In an effort to combat ever returning spam I'm trying to add a header check in postfix that triggers on multiple keywords in the subject. Subject always contain a combination of returning (parts of) words. Testing my rule on several online regex test sites all give the result I'm looking for. But in postfix the rule seems to do nothing. Code: /^Subject: .*(word-A|word-B|word-C|word-D).*(word-E|word-F).*/ DISCARD I would think "This is a subject containing word-A and word-F" should get discarded. And also "This is a subject containing word-Cword-E" should be. But none are discarded. Could it be it has something to do with characters within the words, like "ü"?
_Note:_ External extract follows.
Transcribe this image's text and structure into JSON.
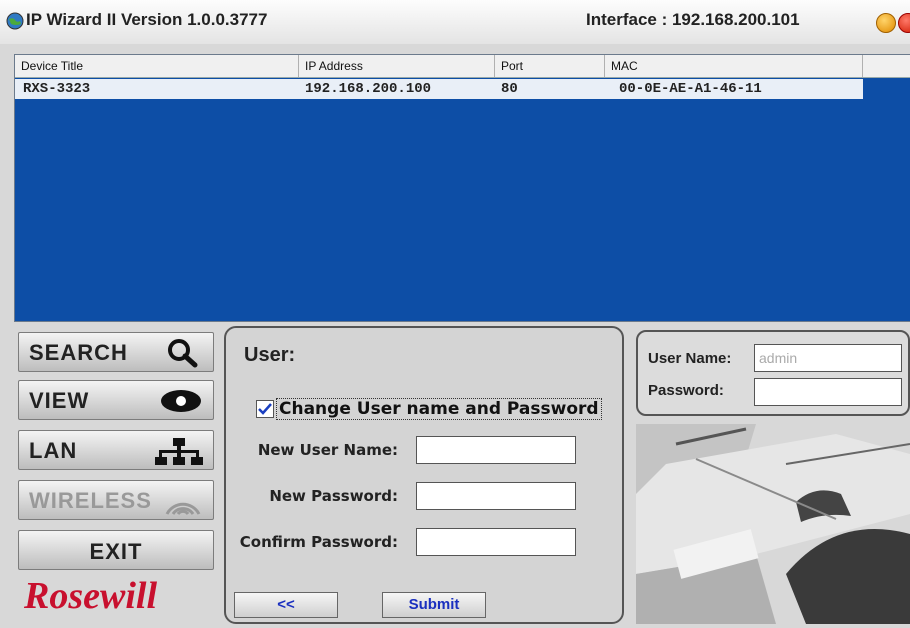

Did you look at the raw email source in your mail client, how does the subject line looks there? The subject is often encoded, so a regex for the 'clear text' won't match then.
Looks like you've hit the jackpot @till This is what I see in Outlook: Code: Subject: =?UTF-8?B?U3BhcmVuIFNpZSBqZXR6dDogTGVkZXJiw7xyb3N0w7xobGUgaW4gNyBGYXJiZW4gZsO8ciBudXIgMTA5LC0gc3RhdHQgMzk5LC0=?= Is there any way to use regex when the subject is encoded? Or is there any other way?
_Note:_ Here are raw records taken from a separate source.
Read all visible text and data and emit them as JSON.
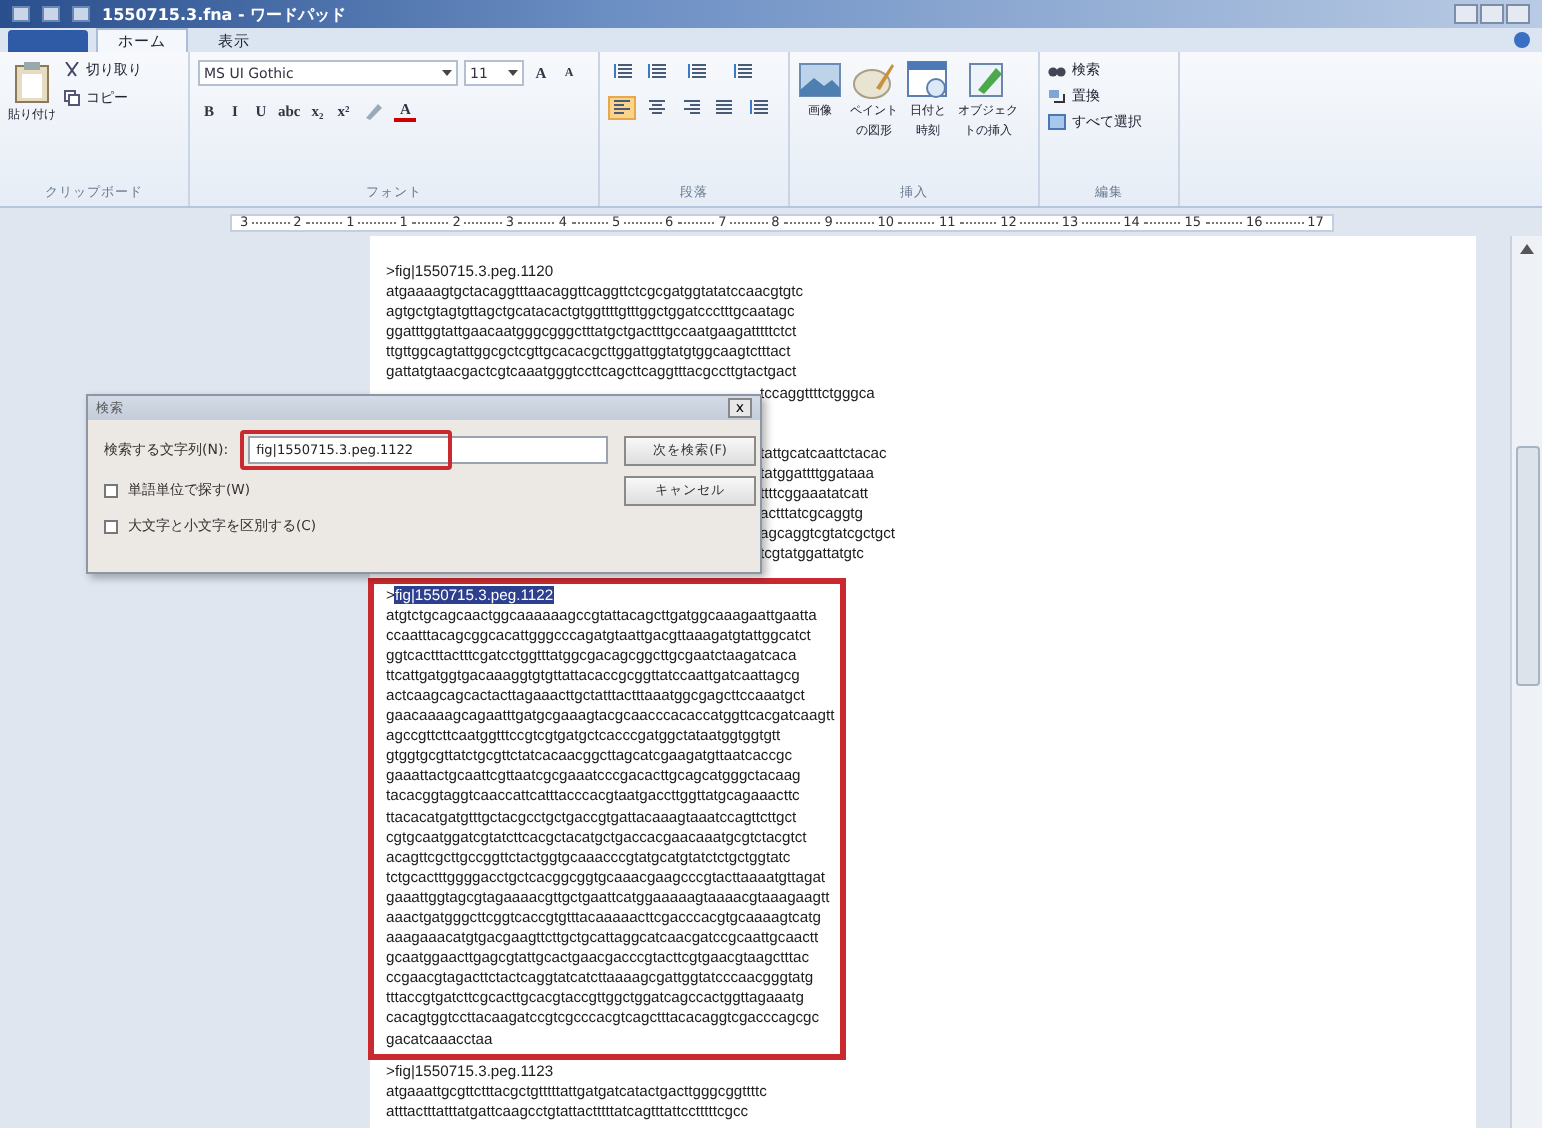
{
  "window": {
    "title": "1550715.3.fna - ワードパッド"
  },
  "ribbon_tabs": [
    {
      "label": "ホーム",
      "selected": true
    },
    {
      "label": "表示",
      "selected": false
    }
  ],
  "clipboard": {
    "paste": "貼り付け",
    "cut": "切り取り",
    "copy": "コピー",
    "label": "クリップボード"
  },
  "font": {
    "family": "MS UI Gothic",
    "size": "11",
    "grow": "A",
    "shrink": "A",
    "format_buttons": [
      "B",
      "I",
      "U",
      "abc",
      "x₂",
      "x²"
    ],
    "color_button": "A",
    "label": "フォント"
  },
  "paragraph": {
    "alignments": [
      {
        "kind": "left",
        "selected": true
      },
      {
        "kind": "center",
        "selected": false
      },
      {
        "kind": "right",
        "selected": false
      },
      {
        "kind": "justify",
        "selected": false
      }
    ],
    "label": "段落"
  },
  "insert": {
    "items": [
      {
        "kind": "image",
        "lines": [
          "画像"
        ]
      },
      {
        "kind": "paint",
        "lines": [
          "ペイント",
          "の図形"
        ]
      },
      {
        "kind": "date",
        "lines": [
          "日付と",
          "時刻"
        ]
      },
      {
        "kind": "object",
        "lines": [
          "オブジェク",
          "トの挿入"
        ]
      }
    ],
    "label": "挿入"
  },
  "edit": {
    "items": [
      {
        "kind": "find",
        "label": "検索"
      },
      {
        "kind": "replace",
        "label": "置換"
      },
      {
        "kind": "select_all",
        "label": "すべて選択"
      }
    ],
    "label": "編集"
  },
  "ruler": {
    "marks": [
      "3",
      "2",
      "1",
      "1",
      "2",
      "3",
      "4",
      "5",
      "6",
      "7",
      "8",
      "9",
      "10",
      "11",
      "12",
      "13",
      "14",
      "15",
      "16",
      "17"
    ]
  },
  "document": {
    "blocks": [
      {
        "header": {
          "marker": ">",
          "name": "fig|1550715.3.peg.1120",
          "selected": false
        },
        "lines": [
          "atgaaaagtgctacaggtttaacaggttcaggttctcgcgatggtatatccaacgtgtc",
          "agtgctgtagtgttagctgcatacactgtggttttgtttggctggatccctttgcaatagc",
          "ggatttggtattgaacaatgggcgggctttatgctgactttgccaatgaagatttttctct",
          "ttgttggcagtattggcgctcgttgcacacgcttggattggtatgtggcaagtctttact",
          "gattatgtaacgactcgtcaaatgggtccttcagcttcaggtttacgccttgtactgact"
        ],
        "tails": [
          "tccaggttttctgggca",
          "tattgcatcaattctacac",
          "tatggattttggataaa",
          "ttttcggaaatatcatt",
          "actttatcgcaggtg",
          "agcaggtcgtatcgctgct",
          "tcgtatggattatgtc"
        ]
      },
      {
        "header": {
          "marker": ">",
          "name": "fig|1550715.3.peg.1122",
          "selected": true
        },
        "framed": true,
        "lines": [
          "atgtctgcagcaactggcaaaaaagccgtattacagcttgatggcaaagaattgaatta",
          "ccaatttacagcggcacattgggcccagatgtaattgacgttaaagatgtattggcatct",
          "ggtcactttactttcgatcctggtttatggcgacagcggcttgcgaatctaagatcaca",
          "ttcattgatggtgacaaaggtgtgttattacaccgcggttatccaattgatcaattagcg",
          "actcaagcagcactacttagaaacttgctatttactttaaatggcgagcttccaaatgct",
          "gaacaaaagcagaatttgatgcgaaagtacgcaacccacaccatggttcacgatcaagtt",
          "agccgttcttcaatggtttccgtcgtgatgctcacccgatggctataatggtggtgtt",
          "gtggtgcgttatctgcgttctatcacaacggcttagcatcgaagatgttaatcaccgc",
          "gaaattactgcaattcgttaatcgcgaaatcccgacacttgcagcatgggctacaag",
          "tacacggtaggtcaaccattcatttacccacgtaatgaccttggttatgcagaaacttc",
          "ttacacatgatgtttgctacgcctgctgaccgtgattacaaagtaaatccagttcttgct",
          "cgtgcaatggatcgtatcttcacgctacatgctgaccacgaacaaatgcgtctacgtct",
          "acagttcgcttgccggttctactggtgcaaacccgtatgcatgtatctctgctggtatc",
          "tctgcactttggggacctgctcacggcggtgcaaacgaagcccgtacttaaaatgttagat",
          "gaaattggtagcgtagaaaacgttgctgaattcatggaaaaagtaaaacgtaaagaagtt",
          "aaactgatgggcttcggtcaccgtgtttacaaaaacttcgacccacgtgcaaaagtcatg",
          "aaagaaacatgtgacgaagttcttgctgcattaggcatcaacgatccgcaattgcaactt",
          "gcaatggaacttgagcgtattgcactgaacgacccgtacttcgtgaacgtaagctttac",
          "ccgaacgtagacttctactcaggtatcatcttaaaagcgattggtatcccaacgggtatg",
          "tttaccgtgatcttcgcacttgcacgtaccgttggctggatcagccactggttagaaatg",
          "cacagtggtccttacaagatccgtcgcccacgtcagctttacacaggtcgacccagcgc",
          "gacatcaaacctaa"
        ]
      },
      {
        "header": {
          "marker": ">",
          "name": "fig|1550715.3.peg.1123",
          "selected": false
        },
        "lines": [
          "atgaaattgcgttctttacgctgtttttattgatgatcatactgacttgggcggttttc",
          "atttactttatttatgattcaagcctgtattactttttatcagtttattcctttttcgcc"
        ]
      }
    ]
  },
  "find_dialog": {
    "title": "検索",
    "close": "x",
    "find_label": "検索する文字列(N):",
    "find_value": "fig|1550715.3.peg.1122",
    "find_next": "次を検索(F)",
    "cancel": "キャンセル",
    "options": [
      {
        "label": "単語単位で探す(W)",
        "checked": false
      },
      {
        "label": "大文字と小文字を区別する(C)",
        "checked": false
      }
    ]
  }
}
I don't think so. You can create a regex for the encoded string of course, but this will likely not help as you want to search for words in the subject. Maybe there is something available for Sieve filtering, but at a first quick search, I have not found something on the web. But might be worth searching for Sieve in regard to filtering encoded subjects, maybe there exists a solution or Sieve plugin for that. Another possibility might be to filter via Rspamd like creating a custom rule or so as I guess a spam filter like rspamd should be able to work on decoded headers, but I never tried that or looked into that topic. So I can just post it as an idea for further research here.